Additional Scenarios Needing Special Considerations
Some clinical scenarios may require additional care and other procedures for procedural success. In patients with residual significant MR between two prior clips, a third clip can be placed in the same manner as described above for redo edge-to-edge mitral valve transcatheter repair. Care must be taken while treating commissural pathologies, such as A3/P3 prolapse, due to the risk of clip entanglement with the chords. If the anatomy is permissive and the decision is made to proceed with clip placement in the commissural area, it might be reasonable to use to smaller NT clip instead of the wide or larger XT clips. In selected situations, operators have used an Amplatzer Vascular Plug (Abbott) or CARDIOFORM occluder device (Gore Medical) for treating residual leaks in between the clips as well as in commissural residual leaks.27,28 In patients with extensive leaflet calcification, care must be taken to avoid areas with heavy calcification to prevent injury to the mitral valve leaflets during grasping.

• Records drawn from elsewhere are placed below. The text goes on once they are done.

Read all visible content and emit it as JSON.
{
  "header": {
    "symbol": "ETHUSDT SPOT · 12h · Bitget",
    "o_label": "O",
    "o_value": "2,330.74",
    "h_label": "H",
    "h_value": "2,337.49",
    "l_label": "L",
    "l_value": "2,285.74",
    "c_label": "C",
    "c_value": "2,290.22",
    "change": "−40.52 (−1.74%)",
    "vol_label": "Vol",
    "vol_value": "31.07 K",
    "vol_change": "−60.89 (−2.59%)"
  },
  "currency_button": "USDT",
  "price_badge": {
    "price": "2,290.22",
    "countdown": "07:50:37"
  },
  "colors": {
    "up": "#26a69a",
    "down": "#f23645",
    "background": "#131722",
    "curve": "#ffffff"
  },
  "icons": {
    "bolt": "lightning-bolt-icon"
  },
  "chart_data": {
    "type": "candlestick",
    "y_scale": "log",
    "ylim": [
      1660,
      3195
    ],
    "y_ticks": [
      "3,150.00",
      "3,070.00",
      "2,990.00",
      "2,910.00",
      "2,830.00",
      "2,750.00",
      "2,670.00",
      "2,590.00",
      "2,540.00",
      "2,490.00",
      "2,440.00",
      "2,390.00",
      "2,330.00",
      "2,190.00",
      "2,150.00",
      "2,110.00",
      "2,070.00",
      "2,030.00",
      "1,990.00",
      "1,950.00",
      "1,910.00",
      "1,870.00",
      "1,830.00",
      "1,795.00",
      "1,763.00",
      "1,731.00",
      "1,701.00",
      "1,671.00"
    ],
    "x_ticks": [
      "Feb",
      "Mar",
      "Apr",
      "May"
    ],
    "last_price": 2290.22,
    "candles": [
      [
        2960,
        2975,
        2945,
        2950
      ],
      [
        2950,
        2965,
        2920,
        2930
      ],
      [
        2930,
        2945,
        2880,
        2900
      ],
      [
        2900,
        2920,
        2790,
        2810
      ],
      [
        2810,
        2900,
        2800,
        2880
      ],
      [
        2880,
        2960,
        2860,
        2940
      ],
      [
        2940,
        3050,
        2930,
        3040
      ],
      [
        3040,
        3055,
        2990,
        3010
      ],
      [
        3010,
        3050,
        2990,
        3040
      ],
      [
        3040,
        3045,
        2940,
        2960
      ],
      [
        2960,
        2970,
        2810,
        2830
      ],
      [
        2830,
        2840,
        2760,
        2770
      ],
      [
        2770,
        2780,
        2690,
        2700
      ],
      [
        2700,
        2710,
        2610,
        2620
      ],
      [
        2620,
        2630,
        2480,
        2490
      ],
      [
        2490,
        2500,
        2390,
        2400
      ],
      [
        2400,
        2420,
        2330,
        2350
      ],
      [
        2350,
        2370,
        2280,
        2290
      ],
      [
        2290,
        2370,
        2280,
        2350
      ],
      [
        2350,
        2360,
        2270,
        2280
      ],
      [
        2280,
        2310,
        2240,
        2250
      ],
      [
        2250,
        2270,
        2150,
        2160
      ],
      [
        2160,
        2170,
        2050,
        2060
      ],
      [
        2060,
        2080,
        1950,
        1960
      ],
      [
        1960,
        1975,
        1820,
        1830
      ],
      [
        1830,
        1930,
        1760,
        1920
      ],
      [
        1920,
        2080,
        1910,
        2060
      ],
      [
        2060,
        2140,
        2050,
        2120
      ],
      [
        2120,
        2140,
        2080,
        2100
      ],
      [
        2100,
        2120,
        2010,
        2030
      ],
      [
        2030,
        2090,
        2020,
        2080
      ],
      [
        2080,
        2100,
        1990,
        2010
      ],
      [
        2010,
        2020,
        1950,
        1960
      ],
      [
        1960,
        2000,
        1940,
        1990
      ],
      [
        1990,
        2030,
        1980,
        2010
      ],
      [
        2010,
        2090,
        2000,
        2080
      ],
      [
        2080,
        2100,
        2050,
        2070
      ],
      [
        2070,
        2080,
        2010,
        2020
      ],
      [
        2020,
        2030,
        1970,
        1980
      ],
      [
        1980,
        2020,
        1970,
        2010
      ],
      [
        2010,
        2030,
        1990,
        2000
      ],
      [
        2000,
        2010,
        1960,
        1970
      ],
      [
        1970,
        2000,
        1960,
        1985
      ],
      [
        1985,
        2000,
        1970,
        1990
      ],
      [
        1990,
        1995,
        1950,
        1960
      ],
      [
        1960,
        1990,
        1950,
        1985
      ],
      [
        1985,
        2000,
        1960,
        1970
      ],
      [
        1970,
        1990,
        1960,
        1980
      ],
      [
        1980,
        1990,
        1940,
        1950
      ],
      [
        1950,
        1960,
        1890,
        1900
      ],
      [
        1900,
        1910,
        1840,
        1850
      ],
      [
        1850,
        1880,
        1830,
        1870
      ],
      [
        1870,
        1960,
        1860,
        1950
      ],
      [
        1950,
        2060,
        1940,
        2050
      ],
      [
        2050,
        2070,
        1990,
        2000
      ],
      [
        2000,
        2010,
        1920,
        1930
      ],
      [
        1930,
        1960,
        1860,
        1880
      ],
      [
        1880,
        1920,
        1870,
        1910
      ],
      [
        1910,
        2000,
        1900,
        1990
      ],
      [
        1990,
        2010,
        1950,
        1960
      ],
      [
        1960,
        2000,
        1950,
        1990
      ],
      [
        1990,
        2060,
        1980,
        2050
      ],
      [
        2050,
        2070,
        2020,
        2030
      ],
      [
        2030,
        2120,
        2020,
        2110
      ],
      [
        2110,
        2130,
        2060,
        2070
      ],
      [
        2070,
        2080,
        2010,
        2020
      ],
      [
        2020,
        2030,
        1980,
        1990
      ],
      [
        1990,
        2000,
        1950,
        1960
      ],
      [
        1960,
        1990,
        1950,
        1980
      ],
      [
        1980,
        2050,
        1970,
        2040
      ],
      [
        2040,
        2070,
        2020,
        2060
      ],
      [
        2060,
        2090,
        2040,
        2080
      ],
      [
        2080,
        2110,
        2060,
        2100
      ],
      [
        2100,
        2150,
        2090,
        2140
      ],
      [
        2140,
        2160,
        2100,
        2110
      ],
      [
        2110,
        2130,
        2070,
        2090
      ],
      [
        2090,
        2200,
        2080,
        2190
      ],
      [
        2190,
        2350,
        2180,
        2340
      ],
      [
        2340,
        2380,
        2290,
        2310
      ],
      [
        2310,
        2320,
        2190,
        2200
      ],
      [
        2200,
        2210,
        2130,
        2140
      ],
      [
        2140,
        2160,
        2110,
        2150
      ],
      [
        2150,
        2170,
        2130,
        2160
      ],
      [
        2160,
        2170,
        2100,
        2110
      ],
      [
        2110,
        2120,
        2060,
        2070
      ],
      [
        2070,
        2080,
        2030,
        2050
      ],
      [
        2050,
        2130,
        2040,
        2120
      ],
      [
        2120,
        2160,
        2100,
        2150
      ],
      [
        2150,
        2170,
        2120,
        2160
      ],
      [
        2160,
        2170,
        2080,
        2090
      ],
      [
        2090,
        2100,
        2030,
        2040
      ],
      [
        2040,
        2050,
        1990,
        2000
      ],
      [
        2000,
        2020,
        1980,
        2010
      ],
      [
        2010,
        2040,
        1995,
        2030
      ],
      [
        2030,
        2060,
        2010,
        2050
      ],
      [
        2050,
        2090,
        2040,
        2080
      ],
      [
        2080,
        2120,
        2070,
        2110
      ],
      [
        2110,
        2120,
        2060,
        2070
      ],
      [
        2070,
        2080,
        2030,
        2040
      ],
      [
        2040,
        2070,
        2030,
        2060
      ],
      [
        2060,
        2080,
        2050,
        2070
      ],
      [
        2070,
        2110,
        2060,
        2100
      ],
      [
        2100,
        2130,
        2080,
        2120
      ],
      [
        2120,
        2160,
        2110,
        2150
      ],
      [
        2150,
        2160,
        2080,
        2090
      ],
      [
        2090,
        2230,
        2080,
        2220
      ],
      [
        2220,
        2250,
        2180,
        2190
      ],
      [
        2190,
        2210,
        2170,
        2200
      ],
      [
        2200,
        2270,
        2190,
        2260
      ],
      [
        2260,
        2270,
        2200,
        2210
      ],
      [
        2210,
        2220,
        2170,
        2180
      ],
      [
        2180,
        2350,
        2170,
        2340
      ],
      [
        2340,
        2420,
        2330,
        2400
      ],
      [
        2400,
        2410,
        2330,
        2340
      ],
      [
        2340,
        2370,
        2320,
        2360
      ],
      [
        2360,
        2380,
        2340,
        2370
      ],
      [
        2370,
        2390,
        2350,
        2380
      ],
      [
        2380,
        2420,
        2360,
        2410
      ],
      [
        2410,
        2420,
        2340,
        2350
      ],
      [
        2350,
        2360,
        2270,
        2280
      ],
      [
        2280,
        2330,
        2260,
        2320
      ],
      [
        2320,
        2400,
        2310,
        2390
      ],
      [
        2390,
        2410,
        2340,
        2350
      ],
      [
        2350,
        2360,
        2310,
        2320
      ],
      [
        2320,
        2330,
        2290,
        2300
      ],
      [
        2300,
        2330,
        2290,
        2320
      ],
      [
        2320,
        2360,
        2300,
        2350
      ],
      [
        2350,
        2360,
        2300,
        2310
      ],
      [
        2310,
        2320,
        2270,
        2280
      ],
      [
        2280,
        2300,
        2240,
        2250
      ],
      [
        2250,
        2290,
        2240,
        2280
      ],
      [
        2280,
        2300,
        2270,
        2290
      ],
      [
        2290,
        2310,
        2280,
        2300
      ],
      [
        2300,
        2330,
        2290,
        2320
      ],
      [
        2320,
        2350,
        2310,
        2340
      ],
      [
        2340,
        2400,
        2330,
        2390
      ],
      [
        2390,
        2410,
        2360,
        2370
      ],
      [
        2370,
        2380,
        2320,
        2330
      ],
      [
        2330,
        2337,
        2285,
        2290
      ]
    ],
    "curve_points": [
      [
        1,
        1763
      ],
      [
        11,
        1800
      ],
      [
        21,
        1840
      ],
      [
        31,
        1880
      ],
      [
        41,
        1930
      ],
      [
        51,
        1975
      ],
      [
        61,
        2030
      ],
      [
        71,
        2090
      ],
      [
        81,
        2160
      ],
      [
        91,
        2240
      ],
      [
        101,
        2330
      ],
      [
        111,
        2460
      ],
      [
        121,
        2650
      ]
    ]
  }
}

Transcatheter mitral valve repair using the MitraClip is currently an effective treatment option for the management of patients with severe MR. Given the complexity of the procedure, additional unique skills in steering maneuvers of the MitraClip delivery system are essential to optimize patient outcomes. Knowledge and mastery of such advanced steering maneuvering techniques can allow operators to complete the procedure successfully with low rates of complications, even in difficult scenarios.